Segundo relatos, o pai já havia ido à escola no dia anterior, terça-feira (11), para expressar sua insatisfação com a atividade. Na ocasião, ele teria se portado de maneira inadequada, removendo do mural o desenho de Iansã que a filha havia produzido. Na quarta-feira, ele acionou a polícia, o que resultou na chegada dos policiais ao local. Os agentes permaneceram na escola por mais de uma hora, saindo por volta das 17h10, acompanhados do pai da aluna.
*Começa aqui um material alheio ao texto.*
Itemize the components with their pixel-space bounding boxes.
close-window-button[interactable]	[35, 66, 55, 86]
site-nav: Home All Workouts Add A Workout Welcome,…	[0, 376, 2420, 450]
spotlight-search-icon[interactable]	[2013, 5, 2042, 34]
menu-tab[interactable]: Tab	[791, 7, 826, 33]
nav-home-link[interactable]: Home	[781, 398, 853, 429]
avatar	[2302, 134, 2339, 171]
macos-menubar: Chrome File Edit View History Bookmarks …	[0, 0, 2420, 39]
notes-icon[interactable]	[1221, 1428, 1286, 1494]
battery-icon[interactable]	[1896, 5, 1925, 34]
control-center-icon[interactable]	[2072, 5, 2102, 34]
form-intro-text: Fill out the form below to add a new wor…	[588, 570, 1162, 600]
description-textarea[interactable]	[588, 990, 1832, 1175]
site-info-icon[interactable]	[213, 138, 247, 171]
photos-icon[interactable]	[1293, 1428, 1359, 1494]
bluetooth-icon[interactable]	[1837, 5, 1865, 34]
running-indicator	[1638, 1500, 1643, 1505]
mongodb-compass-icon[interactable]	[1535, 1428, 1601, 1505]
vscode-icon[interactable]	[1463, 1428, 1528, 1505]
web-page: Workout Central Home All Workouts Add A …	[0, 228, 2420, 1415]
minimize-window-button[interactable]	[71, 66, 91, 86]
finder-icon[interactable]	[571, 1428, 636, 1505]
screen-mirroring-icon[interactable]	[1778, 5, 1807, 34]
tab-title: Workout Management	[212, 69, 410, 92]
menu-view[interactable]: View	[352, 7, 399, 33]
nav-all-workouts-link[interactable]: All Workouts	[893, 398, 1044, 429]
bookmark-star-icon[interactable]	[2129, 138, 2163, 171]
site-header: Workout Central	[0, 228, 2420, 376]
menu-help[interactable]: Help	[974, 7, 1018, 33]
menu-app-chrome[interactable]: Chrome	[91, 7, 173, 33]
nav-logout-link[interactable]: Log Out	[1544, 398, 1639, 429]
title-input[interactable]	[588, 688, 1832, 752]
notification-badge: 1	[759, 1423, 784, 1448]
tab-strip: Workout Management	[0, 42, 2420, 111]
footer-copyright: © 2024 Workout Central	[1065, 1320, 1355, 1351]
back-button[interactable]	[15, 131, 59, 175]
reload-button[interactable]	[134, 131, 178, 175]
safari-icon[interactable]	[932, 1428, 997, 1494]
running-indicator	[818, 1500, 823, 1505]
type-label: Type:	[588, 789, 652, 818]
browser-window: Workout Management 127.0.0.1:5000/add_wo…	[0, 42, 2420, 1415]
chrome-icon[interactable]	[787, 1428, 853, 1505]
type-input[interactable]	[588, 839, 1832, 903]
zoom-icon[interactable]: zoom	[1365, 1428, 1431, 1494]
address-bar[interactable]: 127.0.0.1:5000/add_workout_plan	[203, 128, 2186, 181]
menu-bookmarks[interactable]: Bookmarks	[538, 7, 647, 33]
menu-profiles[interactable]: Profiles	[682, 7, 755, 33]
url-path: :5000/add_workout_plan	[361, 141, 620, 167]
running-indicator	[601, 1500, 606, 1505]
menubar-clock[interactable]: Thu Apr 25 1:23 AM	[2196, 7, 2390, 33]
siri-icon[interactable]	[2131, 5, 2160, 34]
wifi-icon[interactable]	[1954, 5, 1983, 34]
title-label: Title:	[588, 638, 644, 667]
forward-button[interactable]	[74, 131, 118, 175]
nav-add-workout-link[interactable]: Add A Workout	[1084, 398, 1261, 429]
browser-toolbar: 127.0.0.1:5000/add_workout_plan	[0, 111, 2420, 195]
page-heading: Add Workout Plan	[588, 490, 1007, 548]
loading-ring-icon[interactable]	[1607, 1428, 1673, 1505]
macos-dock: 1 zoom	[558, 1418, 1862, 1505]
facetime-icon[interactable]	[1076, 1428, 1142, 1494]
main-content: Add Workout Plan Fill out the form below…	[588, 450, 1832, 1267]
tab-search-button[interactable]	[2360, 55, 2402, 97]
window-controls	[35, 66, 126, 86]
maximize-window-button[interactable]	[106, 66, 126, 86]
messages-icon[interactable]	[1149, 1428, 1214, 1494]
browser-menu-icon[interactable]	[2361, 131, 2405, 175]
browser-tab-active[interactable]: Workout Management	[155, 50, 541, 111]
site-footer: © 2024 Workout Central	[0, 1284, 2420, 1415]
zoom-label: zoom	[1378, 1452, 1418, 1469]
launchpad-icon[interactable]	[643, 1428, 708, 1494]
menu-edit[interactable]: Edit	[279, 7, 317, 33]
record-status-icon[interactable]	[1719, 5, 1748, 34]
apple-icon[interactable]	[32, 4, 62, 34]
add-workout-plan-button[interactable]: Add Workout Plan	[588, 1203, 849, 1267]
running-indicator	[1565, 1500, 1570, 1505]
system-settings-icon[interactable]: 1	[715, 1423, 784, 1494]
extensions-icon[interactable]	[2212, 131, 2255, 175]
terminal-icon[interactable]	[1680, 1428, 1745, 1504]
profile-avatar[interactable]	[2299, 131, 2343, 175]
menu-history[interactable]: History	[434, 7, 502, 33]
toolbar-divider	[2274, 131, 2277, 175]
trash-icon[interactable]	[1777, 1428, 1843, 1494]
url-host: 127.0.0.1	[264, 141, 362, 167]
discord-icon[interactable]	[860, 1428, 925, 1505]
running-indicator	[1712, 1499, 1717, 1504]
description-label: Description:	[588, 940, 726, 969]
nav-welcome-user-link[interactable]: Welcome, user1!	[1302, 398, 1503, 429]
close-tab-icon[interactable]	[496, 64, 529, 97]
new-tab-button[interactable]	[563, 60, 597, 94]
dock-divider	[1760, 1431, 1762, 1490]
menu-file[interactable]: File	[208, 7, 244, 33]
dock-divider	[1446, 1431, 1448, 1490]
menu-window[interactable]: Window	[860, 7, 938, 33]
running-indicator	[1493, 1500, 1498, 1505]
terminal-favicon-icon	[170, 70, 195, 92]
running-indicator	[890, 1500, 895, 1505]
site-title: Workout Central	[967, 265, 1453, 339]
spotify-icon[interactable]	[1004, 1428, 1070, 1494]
Em nota, a diretora da escola, Aline Aparecida Nogueira, afirmou que a instituição “não trabalha com doutrina religiosa” e que o foco é um “trabalho centrado a partir do currículo antirracista”. Ela relatou ter sido “coagida e interpelada pela equipe por aproximadamente 20 minutos”, o que gerou grande constrangimento. O caso provocou indignação entre as famílias com filhos na unidade, que se dispuseram a prestar depoimento sobre os acontecimentos.
A repercussão foi imediata. Em comunicado à Agência Brasil, a Secretaria de Segurança Pública informou que a Polícia Militar instaurou uma apuração para investigar a conduta da equipe que atendeu à ocorrência, incluindo a análise de imagens de câmeras corporais. Além disso, a professora da escola registrou um boletim de ocorrência contra o pai da estudante por ameaça.
A Secretaria Municipal de Educação também se manifestou, esclarecendo que o pai recebeu explicações de que o desenho integrava uma produção coletiva do grupo e faz parte de propostas pedagógicas alinhadas ao Currículo da Cidade de São Paulo, que torna obrigatório o ensino de história e cultura afro-brasileira e indígena. O Sindicato dos Profissionais de Educação emitiu nota de apoio à equipe da Emei Antônio Bento, repudiando a entrada dos policiais, que, segundo a entidade, “gerou constrangimento, intimidação e profundo abalo emocional na equipe escolar”. O sindicato reforçou que a atividade tem respaldo pedagógico e pediu apuração dos fatos.
No âmbito político, a deputada federal Luciene Cavalcanti e o deputado estadual Carlos Giannazi, ambos do PSOL, acionaram o Ministério da Igualdade Racial para acompanhar o caso, destacando preocupações com intolerância religiosa e a segurança no ambiente educacional. O incidente levanta debates sobre a atuação policial em escolas e a implementação de políticas antirracistas, com expectativa de que as investigações tragam esclarecimentos e medidas para evitar situações similares.